2. The method according to claim 1, characterized in that the first information element is the ISUP message IAM.

3. The method of claim 1, 2, characterized in that the second information element is the ISUP protocol element COT (continuity).

4. A device for controlling communication relationships between at least two endpoints (A, B, C) whose (bearer) endpoint-related data are characterized by SDP data, characterized in that means are provided which comprise the SIP protocol element

INITIAL INVITE without SDP supply data to the called endpoint (C), which is the receipt with the SIP protocol element PROVISIONAL RESPONSE with its SDP data (SDP Offer) acknowledges the calling endpoint (A, B) that further means are provided, via which, with the aid of the ISUP protocol element CONTINUITY CHECK ON THIS OR ON PREVIOUS CIRCUIT, a first information element informs the destination switching center about the connection request , and the calling endpoint (A, B) then in the SIP protocol element PRACK hands over its SDP data (SDP Answer) to the called endpoint (C), resulting in the calling of the subscriber by translating this into a second protocol element, whereupon the called one End point (C) is rung.
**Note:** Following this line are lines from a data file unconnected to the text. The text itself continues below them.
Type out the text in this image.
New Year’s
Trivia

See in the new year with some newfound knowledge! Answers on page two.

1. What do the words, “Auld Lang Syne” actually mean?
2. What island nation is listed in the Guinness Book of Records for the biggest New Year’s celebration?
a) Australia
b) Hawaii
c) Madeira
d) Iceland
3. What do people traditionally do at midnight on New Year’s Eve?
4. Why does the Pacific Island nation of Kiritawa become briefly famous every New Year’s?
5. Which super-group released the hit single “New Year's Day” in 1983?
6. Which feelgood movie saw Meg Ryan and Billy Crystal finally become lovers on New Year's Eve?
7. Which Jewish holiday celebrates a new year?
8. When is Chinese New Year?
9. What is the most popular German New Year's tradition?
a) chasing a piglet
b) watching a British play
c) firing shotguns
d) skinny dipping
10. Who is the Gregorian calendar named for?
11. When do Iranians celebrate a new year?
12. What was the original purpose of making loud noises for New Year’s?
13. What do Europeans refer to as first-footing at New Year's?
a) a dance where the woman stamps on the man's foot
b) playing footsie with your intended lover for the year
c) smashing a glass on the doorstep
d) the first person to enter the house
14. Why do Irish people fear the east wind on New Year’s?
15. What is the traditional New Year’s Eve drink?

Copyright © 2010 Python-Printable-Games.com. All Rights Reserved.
5. Apparatus according to claim 4, characterized in that the terminal is designed as a PSTN terminal.

6. Apparatus according to claim 4, characterized in that the terminal is designed as a SIP terminal.

7. The device according to claim 4, characterized in that the terminal is designed as a vending machine or address book.

8. The device according to claim 4, characterized in that the first information element is designed as ISUP message IAM.

9. Device according to claim 4, characterized in that the second information element is designed as an ISUP protocol element COT (continuity).